I have written about my personal experiences being involved with the amazingly collaborative process of writing an industry standard. This article will specify the steps that are commonly followed in creating a draft of an industry standard. We will be following this sort of lifecycle as we work on creating an industry standard for DevOps.
The IEEE lists the following stages in the standards lifecycle:
- Initiating a Project
- Mobilizing a Working Group
- Drafting a Standard
- Balloting a Standard
- Approving a Standard
- Maintaining a Standard
For this article, our focus will be on step 3, which is the process to draft a standard. Creating a draft usually involves the following steps:
1. Decide on the initial scope and focus.
2. Create an initial outline, which will likely change several times over the drafting process.
3. Identify similar standards and frameworks, which will be reviewed by the team.
4. Assign areas for each member of the working group to research and then share with the working group. (The working group is self-teaching and knowledge based. Additional SMEs outside of the working may be asked to present material to educate the team).
5. The initial outline is revisited several times and updated.
6. Sections of the draft are assigned to volunteers, sometimes in pairs, who go off and draft the initial language.
7. An editor consolidates input and creates the initial draft, which is reviewed in a series of sessions. This step is often quite time consuming.
8. The initial draft is sent to a few subject matter experts outside of the working group for review and comment.
9. Feedback from the reviewers is incorporated into the draft standard and sent out to a wider audience. This process is iterative and the team may find themselves reworking major sections of the standard, and in rare cases, even the scope of the standard itself.

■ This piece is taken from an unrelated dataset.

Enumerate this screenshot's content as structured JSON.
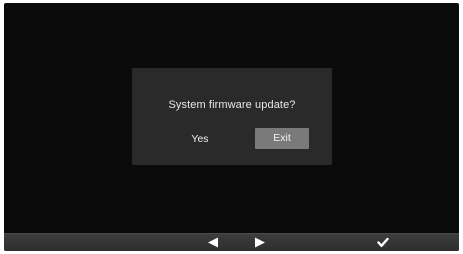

10. Finally, the initial draft is complete and sent out for ballot and comments may still come in from the wider balloting community requiring additional updates.
Above all, the standards creation process is collaborative. There are often many different views and perspectives. The process is also very transparent. Differing views may be expressed and they should be tracked in a document. There should be a documented rationale for rejecting a suggested change or edit to the draft standard. Every effort should be made to harmonize to related industry standards and frameworks. In practice, decisions are made to move the standard along.
The working group chair ensures that the dialog is constructive. If there are personality conflicts or (less than amiable) agendas it is possible that members will be separated from the group. This happens most often due to personality clashes, but can also be due to a vendor trying to hijack the standard to promote his business or product. Vendors are encouraged to participate as they often have highly experienced subject matter experts and it is in their best interests to ensure that industry standards are robust and viable. However, standards must be vendor neutral in every way.
Industry standards are not perfect and there are specific reasons for why they may fall short of expectations. But the process of creating an industry standard is actually pretty robust. I hope that you will consider joining our effort to create an industry standard for DevOps!